O Bloco de Esquerda acusa o PSD de deixar de fora a atuação do atual Governo, suportado pela maioria parlamentar PSD/CDS-PP, das conclusões e diz que este está construído de forma a branquear as responsabilidades do executivo neste processo.

«As conclusões deste anteprojeto apresentado pelo PSD refletem um branqueamento da atitude do Governo neste processo. O PSD vem justificar todos os passos do Governo na gestão do dossiê swaps. Não há uma palavra sobre as contradições da ministra [das Finanças] ao longo das várias audições, na forma como a ministra veio sempre recuando nas informações que disse ter, não há uma palavra sobre os custos do cancelamento dos swaps para o erário publico», acusa a deputada do BE Maria Mortágua.

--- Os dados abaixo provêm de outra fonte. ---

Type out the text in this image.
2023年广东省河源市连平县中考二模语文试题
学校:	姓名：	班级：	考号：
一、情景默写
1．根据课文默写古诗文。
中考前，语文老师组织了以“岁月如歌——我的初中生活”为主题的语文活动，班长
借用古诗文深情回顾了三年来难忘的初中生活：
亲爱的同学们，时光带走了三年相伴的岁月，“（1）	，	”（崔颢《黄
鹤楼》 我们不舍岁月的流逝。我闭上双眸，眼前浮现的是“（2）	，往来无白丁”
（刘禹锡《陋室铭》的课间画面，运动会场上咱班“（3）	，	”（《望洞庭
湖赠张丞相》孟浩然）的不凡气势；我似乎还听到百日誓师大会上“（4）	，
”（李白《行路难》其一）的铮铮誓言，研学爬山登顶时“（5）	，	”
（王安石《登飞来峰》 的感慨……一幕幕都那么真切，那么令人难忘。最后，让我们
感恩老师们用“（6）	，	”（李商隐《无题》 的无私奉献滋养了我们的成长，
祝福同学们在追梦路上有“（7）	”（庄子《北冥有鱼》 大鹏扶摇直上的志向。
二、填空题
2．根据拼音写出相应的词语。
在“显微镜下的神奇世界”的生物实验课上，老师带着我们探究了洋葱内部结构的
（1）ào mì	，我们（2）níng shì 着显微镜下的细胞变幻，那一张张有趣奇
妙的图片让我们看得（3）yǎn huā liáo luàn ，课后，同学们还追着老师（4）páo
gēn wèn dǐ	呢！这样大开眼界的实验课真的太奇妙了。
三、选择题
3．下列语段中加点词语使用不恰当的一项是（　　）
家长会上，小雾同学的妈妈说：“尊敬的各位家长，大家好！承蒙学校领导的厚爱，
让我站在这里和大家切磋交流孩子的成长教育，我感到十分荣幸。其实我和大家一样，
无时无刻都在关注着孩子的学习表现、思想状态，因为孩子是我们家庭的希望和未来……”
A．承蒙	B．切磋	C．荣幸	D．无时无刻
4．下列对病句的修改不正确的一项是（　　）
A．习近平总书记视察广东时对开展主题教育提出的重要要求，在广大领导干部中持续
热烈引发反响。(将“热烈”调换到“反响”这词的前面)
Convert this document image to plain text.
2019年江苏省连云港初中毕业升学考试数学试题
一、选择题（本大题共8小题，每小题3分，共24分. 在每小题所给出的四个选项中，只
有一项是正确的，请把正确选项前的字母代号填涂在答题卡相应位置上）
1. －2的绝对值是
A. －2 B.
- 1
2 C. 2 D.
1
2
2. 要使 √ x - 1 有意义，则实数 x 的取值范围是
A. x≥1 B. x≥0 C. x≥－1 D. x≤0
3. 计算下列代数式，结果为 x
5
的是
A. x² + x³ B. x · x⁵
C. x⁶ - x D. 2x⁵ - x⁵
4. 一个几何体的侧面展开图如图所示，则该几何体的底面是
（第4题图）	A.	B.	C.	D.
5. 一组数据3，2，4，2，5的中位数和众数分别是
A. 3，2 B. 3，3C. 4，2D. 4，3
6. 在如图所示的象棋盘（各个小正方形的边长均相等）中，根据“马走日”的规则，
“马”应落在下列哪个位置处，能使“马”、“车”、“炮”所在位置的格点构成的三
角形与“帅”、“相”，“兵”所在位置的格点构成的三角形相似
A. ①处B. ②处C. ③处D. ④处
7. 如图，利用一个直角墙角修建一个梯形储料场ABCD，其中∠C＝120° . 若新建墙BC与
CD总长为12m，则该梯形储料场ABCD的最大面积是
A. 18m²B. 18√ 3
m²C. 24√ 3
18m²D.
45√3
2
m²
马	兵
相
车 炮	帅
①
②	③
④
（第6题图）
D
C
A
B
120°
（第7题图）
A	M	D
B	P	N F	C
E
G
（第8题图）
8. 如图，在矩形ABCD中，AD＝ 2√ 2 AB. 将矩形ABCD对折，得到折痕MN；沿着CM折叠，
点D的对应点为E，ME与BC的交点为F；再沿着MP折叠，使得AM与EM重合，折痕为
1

A deputada bloquista diz que também foi deixado de fora do anteprojeto de relatório final a possibilidade de anular os contratos especulativos, lembrando que a comissão teve acesso a pareceres jurídicos que os classificavam como tal e aconselhavam mesmo a sua anulação.

«Essa informação não está refletida nas conclusões que agora são apresentadas pelo PSD, o que encontramos é um branqueamento total daquela que foi a gestão do Governo deste processo», disse.

O BE critica ainda a postura do PSD na apresentação do relatório, que obrigou mesmo ao adiamento da discussão na comissão do anteprojeto de relatório final.

O PSD devia ter entregado à comissão e disponibilizado aos restantes grupos parlamentares o documento ainda esta segunda-feira, mas o processo atrasou-se e fez uma apresentação pública do mesmo antes de os deputados receberem o relatório.

O BE entende que o PSD está desta forma a tentar condicionar as conclusões da comissão e fez um protesto na reunião de coordenadores que hoje se realizou. A análise do documento na comissão foi adiada, já que não houve tempo para analisar com detalhe as mais de 400 páginas do documento.

Os bloquistas garantem ainda que irão propor alterações ao relatório para que este reflita «aquilo que realmente se passou da forma mais transparente possível», incluir as diversas opiniões que foram apresentadas na comissão, as contradições da ministra e todas as falhas apontadas.